Paul writes to the Hebrews that faith is “the assurance of things hoped for, the conviction of things not seen.” “By faith,” Paul says, “we understand the worlds were prepared for the word of God.” That Word of God is not the written word; it’s not even the tablets that Moses carried. The Word of God is Jesus, and the “Word became flesh and dwelt among us.”

Friends, in a few moments, we will gather around this table. It’s a simple table fashioned for one purpose, to share a meal, a holy meal with the world. The table and the elements that will be placed upon it have been fashioned by hand. Our collective prayers and the blessing of the Holy Spirit will turn those elements from something ordinary into something extraordinary.

We will not see the change. We will not hear or feel the change. We will not taste or smell the change, but there will be a change. This meal, this communion, is a union between the creator and the creation. This meal of love is Jesus, the word of God made flesh, giving himself to us.
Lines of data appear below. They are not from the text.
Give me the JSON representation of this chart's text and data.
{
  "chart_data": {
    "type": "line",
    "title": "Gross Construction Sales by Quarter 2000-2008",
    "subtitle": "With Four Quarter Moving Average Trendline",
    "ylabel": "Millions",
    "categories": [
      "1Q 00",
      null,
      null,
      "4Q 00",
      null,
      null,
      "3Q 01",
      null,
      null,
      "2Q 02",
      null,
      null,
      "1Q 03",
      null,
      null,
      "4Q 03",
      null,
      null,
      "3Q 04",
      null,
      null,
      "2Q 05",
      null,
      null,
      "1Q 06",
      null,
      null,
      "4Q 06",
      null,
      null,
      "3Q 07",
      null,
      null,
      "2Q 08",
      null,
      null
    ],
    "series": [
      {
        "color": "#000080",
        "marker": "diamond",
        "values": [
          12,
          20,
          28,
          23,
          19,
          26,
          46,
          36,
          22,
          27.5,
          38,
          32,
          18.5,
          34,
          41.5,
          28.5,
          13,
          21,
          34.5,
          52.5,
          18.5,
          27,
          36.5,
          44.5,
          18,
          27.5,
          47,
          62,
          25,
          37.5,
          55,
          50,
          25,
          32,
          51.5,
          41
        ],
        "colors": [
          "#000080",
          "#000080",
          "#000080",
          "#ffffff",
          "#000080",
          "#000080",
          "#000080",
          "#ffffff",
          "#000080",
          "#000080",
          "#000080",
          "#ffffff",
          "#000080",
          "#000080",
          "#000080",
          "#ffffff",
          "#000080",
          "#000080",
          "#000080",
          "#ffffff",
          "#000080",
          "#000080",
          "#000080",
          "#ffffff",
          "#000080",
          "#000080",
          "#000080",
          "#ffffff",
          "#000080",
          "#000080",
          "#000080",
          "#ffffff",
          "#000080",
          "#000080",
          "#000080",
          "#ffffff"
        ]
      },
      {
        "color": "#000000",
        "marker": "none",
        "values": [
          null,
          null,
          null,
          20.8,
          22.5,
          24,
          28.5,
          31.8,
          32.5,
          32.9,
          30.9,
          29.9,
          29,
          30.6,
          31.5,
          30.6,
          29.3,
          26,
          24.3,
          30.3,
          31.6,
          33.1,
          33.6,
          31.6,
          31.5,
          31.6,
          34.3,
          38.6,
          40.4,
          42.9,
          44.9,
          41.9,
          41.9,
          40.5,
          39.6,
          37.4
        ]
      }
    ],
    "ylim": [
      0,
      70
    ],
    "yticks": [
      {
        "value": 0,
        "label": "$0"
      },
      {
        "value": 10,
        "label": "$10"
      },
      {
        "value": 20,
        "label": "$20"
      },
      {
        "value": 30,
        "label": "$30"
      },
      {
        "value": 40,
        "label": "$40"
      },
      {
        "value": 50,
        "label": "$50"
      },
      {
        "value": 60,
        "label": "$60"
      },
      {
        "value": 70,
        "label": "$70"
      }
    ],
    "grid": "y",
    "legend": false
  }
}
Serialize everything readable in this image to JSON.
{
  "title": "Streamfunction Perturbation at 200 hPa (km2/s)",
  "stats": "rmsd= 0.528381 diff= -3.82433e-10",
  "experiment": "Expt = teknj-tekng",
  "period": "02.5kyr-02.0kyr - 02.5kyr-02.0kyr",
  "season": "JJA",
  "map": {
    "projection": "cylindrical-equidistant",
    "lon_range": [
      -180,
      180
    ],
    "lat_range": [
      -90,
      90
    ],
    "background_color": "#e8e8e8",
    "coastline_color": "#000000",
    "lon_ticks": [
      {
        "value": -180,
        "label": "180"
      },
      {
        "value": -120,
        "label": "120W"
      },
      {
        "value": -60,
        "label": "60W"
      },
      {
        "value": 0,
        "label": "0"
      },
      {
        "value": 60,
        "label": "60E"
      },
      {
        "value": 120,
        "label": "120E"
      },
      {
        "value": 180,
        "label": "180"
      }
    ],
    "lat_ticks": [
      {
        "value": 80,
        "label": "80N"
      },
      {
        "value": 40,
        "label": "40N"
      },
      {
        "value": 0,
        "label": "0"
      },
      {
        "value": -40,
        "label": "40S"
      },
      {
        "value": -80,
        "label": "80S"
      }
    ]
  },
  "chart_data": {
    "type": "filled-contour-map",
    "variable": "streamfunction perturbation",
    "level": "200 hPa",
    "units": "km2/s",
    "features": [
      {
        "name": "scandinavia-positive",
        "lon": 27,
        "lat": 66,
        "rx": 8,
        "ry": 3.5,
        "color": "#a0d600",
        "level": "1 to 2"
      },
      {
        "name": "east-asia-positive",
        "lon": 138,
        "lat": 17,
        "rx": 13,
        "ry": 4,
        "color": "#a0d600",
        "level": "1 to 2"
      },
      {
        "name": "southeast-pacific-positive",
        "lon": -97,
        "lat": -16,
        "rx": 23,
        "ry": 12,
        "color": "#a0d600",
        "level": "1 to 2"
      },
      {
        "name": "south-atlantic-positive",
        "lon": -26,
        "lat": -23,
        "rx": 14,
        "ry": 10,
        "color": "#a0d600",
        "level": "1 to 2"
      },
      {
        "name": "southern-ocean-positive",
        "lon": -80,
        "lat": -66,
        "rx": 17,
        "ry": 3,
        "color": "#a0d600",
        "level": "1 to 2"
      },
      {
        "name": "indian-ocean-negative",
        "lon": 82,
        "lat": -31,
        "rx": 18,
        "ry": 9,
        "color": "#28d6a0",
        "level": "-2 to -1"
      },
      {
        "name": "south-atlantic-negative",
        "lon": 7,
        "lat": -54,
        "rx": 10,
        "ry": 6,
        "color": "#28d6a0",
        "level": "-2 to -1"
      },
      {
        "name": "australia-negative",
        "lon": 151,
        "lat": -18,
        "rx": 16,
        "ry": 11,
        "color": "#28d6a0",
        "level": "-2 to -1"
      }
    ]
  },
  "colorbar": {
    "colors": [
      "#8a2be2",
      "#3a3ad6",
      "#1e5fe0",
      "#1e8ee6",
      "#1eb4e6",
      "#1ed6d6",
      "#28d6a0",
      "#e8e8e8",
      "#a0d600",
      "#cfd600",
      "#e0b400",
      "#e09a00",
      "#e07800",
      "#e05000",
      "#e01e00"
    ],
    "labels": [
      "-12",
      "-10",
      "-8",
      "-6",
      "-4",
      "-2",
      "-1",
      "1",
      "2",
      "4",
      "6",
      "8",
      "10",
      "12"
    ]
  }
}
This is not some mere symbol or reenactment of an event that took place millennia ago; this is a sacred time when God and humanity come together not out of fear but out of love.

Scripture tells me, and my faith tells me, that God so loved the world that he sent Jesus to show us a different way. God could surely have sent fire, and brimstone wiped the earth’s face clean and started again. But that is not what God chose to do. Instead, God acted out of love and not out of wrath.

I have used this quote before, but it seems a fitting way to end. The quote comes from Michael Curry, the Presiding Bishop of the Episcopal Church here in the USA. Bishop Curry says, “the way of Jesus is the way of love, and way of love will change the world.”